Kurzbiographie eines weltbekannten Komponisten
Mozarts Melodien, von jung auf immer wieder gehört, haben sich unserem inneren Ohr als Teil unseres privaten Musikschatzes eingeprägt. Wie oft ist einem nicht schon in glücklichen Augenblicken ein Thema aus der Kleinen Nachtmusik oder dem Türkischen Marsch in den Sinn und auf die Lippen gekommen.
626 Werke
In seinem kurzen Leben hat Wolfgang Amadeus Mozart, geboren 1756, gestorben 1791, 626 Werke geschaffen – eine unfassliche Leistung. Er schrieb Lieder, Tänze und Sonaten, Kirchenmusik und Konzerte, etwa 50 Sinfonien und 20 Opern und Singspiele, darunter Kostbarkeiten wie „Die Hochzeit des Figaro“, „Don Giovanni“ und „Die Zauberflöte“. Aus den meisten seiner unzähligen Melodien spricht eine Lebensfreude, die ihm über viele Enttäuschungen hinweghalf und ihn erst in den letzten Jahren verliess.
Der Genius Mozart war rastlos tätig. Ein berühmtes Stück soll er auf einer Kegelbahn geschrieben haben, ein anderes am Billardtisch. Auf Reisen komponierte er sogar in der schaukelnden Reisekutsche. In Mailand arbeitete er in einer Wohnung, die er in einem Brief so beschrieb: „Über uns ist ein Violinist, unter uns auch, neben uns ein Singmeister, der Lektionen gibt, in dem letzten Zimmer uns gegenüber ist ein Oboist.
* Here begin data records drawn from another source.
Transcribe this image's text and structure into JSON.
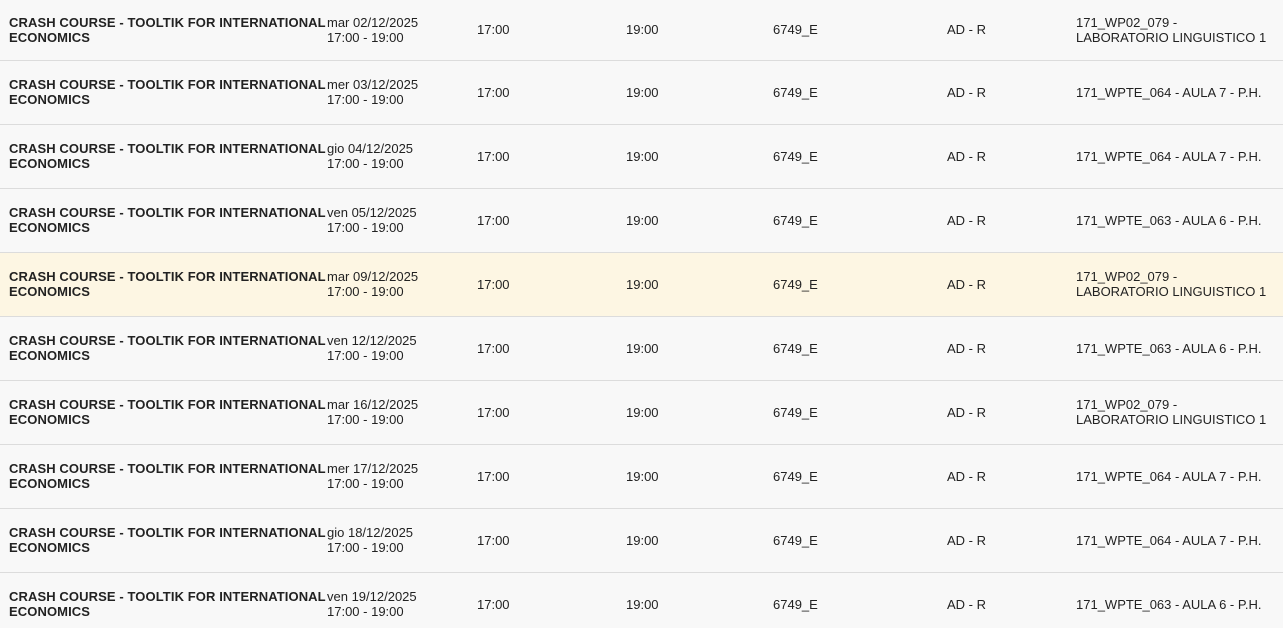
{
  "rows": [
    {
      "course_line1": "CRASH COURSE - TOOLTIK FOR INTERNATIONAL",
      "course_line2": "ECONOMICS",
      "date": "mar 02/12/2025",
      "time_range": "17:00 - 19:00",
      "start": "17:00",
      "end": "19:00",
      "code": "6749_E",
      "type": "AD - R",
      "room_line1": "171_WP02_079 -",
      "room_line2": "LABORATORIO LINGUISTICO 1",
      "highlight": false
    },
    {
      "course_line1": "CRASH COURSE - TOOLTIK FOR INTERNATIONAL",
      "course_line2": "ECONOMICS",
      "date": "mer 03/12/2025",
      "time_range": "17:00 - 19:00",
      "start": "17:00",
      "end": "19:00",
      "code": "6749_E",
      "type": "AD - R",
      "room_line1": "171_WPTE_064 - AULA 7 - P.H.",
      "room_line2": "",
      "highlight": false
    },
    {
      "course_line1": "CRASH COURSE - TOOLTIK FOR INTERNATIONAL",
      "course_line2": "ECONOMICS",
      "date": "gio 04/12/2025",
      "time_range": "17:00 - 19:00",
      "start": "17:00",
      "end": "19:00",
      "code": "6749_E",
      "type": "AD - R",
      "room_line1": "171_WPTE_064 - AULA 7 - P.H.",
      "room_line2": "",
      "highlight": false
    },
    {
      "course_line1": "CRASH COURSE - TOOLTIK FOR INTERNATIONAL",
      "course_line2": "ECONOMICS",
      "date": "ven 05/12/2025",
      "time_range": "17:00 - 19:00",
      "start": "17:00",
      "end": "19:00",
      "code": "6749_E",
      "type": "AD - R",
      "room_line1": "171_WPTE_063 - AULA 6 - P.H.",
      "room_line2": "",
      "highlight": false
    },
    {
      "course_line1": "CRASH COURSE - TOOLTIK FOR INTERNATIONAL",
      "course_line2": "ECONOMICS",
      "date": "mar 09/12/2025",
      "time_range": "17:00 - 19:00",
      "start": "17:00",
      "end": "19:00",
      "code": "6749_E",
      "type": "AD - R",
      "room_line1": "171_WP02_079 -",
      "room_line2": "LABORATORIO LINGUISTICO 1",
      "highlight": true
    },
    {
      "course_line1": "CRASH COURSE - TOOLTIK FOR INTERNATIONAL",
      "course_line2": "ECONOMICS",
      "date": "ven 12/12/2025",
      "time_range": "17:00 - 19:00",
      "start": "17:00",
      "end": "19:00",
      "code": "6749_E",
      "type": "AD - R",
      "room_line1": "171_WPTE_063 - AULA 6 - P.H.",
      "room_line2": "",
      "highlight": false
    },
    {
      "course_line1": "CRASH COURSE - TOOLTIK FOR INTERNATIONAL",
      "course_line2": "ECONOMICS",
      "date": "mar 16/12/2025",
      "time_range": "17:00 - 19:00",
      "start": "17:00",
      "end": "19:00",
      "code": "6749_E",
      "type": "AD - R",
      "room_line1": "171_WP02_079 -",
      "room_line2": "LABORATORIO LINGUISTICO 1",
      "highlight": false
    },
    {
      "course_line1": "CRASH COURSE - TOOLTIK FOR INTERNATIONAL",
      "course_line2": "ECONOMICS",
      "date": "mer 17/12/2025",
      "time_range": "17:00 - 19:00",
      "start": "17:00",
      "end": "19:00",
      "code": "6749_E",
      "type": "AD - R",
      "room_line1": "171_WPTE_064 - AULA 7 - P.H.",
      "room_line2": "",
      "highlight": false
    },
    {
      "course_line1": "CRASH COURSE - TOOLTIK FOR INTERNATIONAL",
      "course_line2": "ECONOMICS",
      "date": "gio 18/12/2025",
      "time_range": "17:00 - 19:00",
      "start": "17:00",
      "end": "19:00",
      "code": "6749_E",
      "type": "AD - R",
      "room_line1": "171_WPTE_064 - AULA 7 - P.H.",
      "room_line2": "",
      "highlight": false
    },
    {
      "course_line1": "CRASH COURSE - TOOLTIK FOR INTERNATIONAL",
      "course_line2": "ECONOMICS",
      "date": "ven 19/12/2025",
      "time_range": "17:00 - 19:00",
      "start": "17:00",
      "end": "19:00",
      "code": "6749_E",
      "type": "AD - R",
      "room_line1": "171_WPTE_063 - AULA 6 - P.H.",
      "room_line2": "",
      "highlight": false
    }
  ],
  "colors": {
    "row_background": "#f8f8f8",
    "highlight_background": "#fdf6e3",
    "divider": "#dcdcdc",
    "text": "#222222"
  }
}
Das ist lustig zum Komponieren! Gibt einem viel Gedanken.“ [Anmerkung der Mythen-Post: Für Urs Beeler wäre dies das Grauen!!!]
Der Kinderstar
Musik lag ihm im Blut. Der Vater, Leopold Mozart, war Mitglied der Salzburger Hofkapelle. Wenn Mozarts ältere Schwester Maria Anna, das „Nannerl“, beim Papa Musikstunde hatte, lauschte der kleine Wolfgang aufmerksam und probierte mit den winzigen Händchen Dreiklänge auf dem Cembalo. Mit fünf Jahren spielte er bereits längere Stücke makellos und improvisierte kurze Kompositionen. Der beeindruckte Vater beschloss, sich ganz der Entwicklung dieser genialen Begabung zu widmen. [Anmerkung der Mythen-Post: Einzelförderung bringt mehr als die heute praktizierte „Kollektivschulung“.]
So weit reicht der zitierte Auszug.